Over the next few days, the translation tool will add support for 13 additional languages, ranging from Ethiopia's Amharic to South Africa's Xhosa, Sveta Kelman, senior program manager for Google Translate, announced in a blog post yesterday. The update means an additional 120 million potential users for Google Translate.
Google Translate first launched in 2006 using an early form of computer-assisted translation based on information from dictionaries, grammar guides and other sources. It has since evolved into a more advanced approach based on machine learning that is refined through online language resources and human assistance from the Google Translate Community.
Helped by 3 Million Human Translators
When Google Translate was first made available online, it covered just a small number of language pairs, including English-Arabic, English-Chinese and English-Russian. By the summer of 2009, it had grown to support 51 languages.
In yesterday's blog post, Kelman noted that Google first chooses a new language to support based on the fact that it is a written language. After that, "we also need a significant amount of translations in the new language to be available on the Web," she added. "From there, we use a combination of machine learning, licensed content and Translate Community."
To date, more than 3 million people in the Translate Community have helped to correct and improve Google's machine-based translation capabilities and their contributions cover some 200 million translated words, Kelman said.

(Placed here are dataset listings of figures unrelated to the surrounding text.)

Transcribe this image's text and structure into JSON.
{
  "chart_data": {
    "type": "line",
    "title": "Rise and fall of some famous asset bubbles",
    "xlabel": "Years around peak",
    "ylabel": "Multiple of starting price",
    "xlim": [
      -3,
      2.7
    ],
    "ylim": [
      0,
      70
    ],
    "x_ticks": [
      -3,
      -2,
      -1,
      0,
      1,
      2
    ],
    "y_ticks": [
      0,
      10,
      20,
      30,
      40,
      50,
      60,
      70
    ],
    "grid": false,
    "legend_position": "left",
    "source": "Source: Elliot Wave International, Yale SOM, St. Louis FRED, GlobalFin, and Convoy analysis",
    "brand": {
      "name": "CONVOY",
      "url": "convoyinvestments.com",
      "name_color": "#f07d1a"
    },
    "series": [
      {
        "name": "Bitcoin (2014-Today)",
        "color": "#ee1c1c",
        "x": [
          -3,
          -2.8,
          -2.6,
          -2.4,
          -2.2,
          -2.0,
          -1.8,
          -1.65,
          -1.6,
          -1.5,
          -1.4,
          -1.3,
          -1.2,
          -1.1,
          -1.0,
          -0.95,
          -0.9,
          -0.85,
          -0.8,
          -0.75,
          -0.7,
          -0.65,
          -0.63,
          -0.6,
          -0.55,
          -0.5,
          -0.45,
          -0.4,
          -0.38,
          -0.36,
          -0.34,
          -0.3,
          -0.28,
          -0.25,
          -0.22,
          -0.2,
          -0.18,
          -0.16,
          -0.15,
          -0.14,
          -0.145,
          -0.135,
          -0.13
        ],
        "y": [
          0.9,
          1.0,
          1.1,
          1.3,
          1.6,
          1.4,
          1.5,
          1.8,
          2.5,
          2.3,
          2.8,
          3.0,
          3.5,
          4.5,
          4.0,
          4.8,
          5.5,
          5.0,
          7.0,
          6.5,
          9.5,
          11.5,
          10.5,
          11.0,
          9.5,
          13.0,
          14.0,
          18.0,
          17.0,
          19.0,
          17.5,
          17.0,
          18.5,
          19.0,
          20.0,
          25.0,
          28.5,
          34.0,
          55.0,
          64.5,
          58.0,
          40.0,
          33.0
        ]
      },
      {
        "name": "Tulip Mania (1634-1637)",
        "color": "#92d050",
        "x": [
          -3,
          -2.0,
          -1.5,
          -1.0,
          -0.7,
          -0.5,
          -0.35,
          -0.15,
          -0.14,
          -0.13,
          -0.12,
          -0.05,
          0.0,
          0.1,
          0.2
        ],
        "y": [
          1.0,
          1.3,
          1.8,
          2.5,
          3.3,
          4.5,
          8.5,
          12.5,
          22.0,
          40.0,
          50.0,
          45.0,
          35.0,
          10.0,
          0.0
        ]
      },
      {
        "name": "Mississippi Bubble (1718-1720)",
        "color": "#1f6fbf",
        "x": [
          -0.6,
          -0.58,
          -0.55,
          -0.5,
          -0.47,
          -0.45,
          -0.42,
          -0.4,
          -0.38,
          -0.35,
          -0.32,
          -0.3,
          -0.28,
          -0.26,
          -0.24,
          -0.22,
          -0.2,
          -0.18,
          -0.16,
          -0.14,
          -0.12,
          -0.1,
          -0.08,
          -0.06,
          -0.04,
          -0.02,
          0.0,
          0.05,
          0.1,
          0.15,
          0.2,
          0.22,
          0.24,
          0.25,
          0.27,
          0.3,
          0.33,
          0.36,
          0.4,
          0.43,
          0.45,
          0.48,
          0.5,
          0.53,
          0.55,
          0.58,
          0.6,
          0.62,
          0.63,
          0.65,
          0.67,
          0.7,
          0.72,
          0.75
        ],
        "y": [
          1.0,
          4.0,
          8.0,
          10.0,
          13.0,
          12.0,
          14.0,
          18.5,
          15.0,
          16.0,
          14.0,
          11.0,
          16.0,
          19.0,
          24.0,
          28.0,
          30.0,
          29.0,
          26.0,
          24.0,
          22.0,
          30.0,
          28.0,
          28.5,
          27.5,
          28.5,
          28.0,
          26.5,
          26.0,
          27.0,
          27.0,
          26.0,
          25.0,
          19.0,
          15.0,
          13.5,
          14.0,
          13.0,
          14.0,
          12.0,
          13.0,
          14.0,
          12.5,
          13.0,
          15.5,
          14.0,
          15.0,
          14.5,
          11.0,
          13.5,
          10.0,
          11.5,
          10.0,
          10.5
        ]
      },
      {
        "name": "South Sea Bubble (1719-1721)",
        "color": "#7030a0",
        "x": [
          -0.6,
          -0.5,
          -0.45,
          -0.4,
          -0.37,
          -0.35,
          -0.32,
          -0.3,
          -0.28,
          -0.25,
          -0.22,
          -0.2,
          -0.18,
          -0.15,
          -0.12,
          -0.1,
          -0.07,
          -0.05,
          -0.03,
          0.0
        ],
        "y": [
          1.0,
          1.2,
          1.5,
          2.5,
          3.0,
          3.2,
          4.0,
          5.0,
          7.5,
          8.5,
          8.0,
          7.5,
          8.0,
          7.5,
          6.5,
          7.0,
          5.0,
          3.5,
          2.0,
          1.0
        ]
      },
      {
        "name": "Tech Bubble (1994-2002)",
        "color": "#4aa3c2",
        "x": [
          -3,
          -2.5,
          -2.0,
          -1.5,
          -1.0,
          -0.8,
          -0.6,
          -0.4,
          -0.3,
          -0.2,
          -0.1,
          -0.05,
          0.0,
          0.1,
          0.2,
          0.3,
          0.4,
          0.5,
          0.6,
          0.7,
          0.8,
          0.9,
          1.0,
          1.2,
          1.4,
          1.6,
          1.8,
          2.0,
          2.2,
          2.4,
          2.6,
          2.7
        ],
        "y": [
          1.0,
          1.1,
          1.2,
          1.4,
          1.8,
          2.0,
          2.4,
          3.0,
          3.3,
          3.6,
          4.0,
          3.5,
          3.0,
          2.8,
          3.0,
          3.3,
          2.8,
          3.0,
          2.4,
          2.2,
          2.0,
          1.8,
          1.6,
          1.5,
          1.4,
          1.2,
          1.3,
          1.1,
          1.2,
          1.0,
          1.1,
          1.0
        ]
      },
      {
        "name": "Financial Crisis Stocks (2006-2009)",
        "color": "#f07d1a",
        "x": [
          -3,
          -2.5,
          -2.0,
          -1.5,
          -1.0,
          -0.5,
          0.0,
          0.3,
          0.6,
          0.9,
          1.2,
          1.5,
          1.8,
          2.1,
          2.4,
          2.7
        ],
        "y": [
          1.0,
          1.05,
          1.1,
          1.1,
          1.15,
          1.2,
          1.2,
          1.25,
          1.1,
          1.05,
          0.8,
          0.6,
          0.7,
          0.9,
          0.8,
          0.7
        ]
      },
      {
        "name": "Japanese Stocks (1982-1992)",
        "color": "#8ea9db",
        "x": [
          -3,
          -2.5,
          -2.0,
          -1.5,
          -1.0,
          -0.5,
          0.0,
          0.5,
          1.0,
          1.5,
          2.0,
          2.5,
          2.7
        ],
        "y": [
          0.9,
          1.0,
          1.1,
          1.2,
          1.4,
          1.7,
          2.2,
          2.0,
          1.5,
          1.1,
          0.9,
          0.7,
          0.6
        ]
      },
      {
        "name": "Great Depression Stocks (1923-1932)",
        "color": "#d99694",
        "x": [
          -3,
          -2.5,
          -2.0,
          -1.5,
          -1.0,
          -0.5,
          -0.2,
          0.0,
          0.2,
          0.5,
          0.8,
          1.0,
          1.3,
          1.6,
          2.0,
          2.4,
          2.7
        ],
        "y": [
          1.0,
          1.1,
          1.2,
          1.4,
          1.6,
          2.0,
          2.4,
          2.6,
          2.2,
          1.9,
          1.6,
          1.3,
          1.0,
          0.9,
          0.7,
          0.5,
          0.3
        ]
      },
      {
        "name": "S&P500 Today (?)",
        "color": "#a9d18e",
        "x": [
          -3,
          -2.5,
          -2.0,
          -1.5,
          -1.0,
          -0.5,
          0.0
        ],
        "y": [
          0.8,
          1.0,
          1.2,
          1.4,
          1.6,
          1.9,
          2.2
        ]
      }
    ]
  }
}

"As we scan the Web for billions of already translated texts, we use machine learning to identify statistical patterns at enormous scale, so our machines can 'learn' the language,” Kelman said. "For each new language, we make our translations better over time, both by improving our algorithms and systems and by learning from your translations with Translate Community."
Growing Support for Spoken Translations
Besides Amharic and Xhosa, the new languages coming to Google Translate are: Corsican, Napoleon's first language; Frisian (Netherlands and Germany); Kyrgyz (Kyrgyzstan); Hawaiian; Kurmanji Kurdish (Turkey, Iraq, Iran and Syria); Luxembourgish; Samoan; Scots Gaelic; Shona (Zimbabwe); Sindhi (Pakistan and India); and Pashto (Afghanistan and Pakistan).
In other machine-learning-based translation news, Microsoft today announced that it was rolling out two new features for its mobile Microsoft Translator apps. They include a new Android-based translation engine that uses artificial intelligence and support for image-based translations using optical character recognition technology on iOS.
Both Microsoft and Google also provide conversation-based translation support, and last year Microsoft's Skype rolled out a preview version of near-real-time translations for spoken conversations in four languages: English, Spanish, Italian and Mandarin Chinese.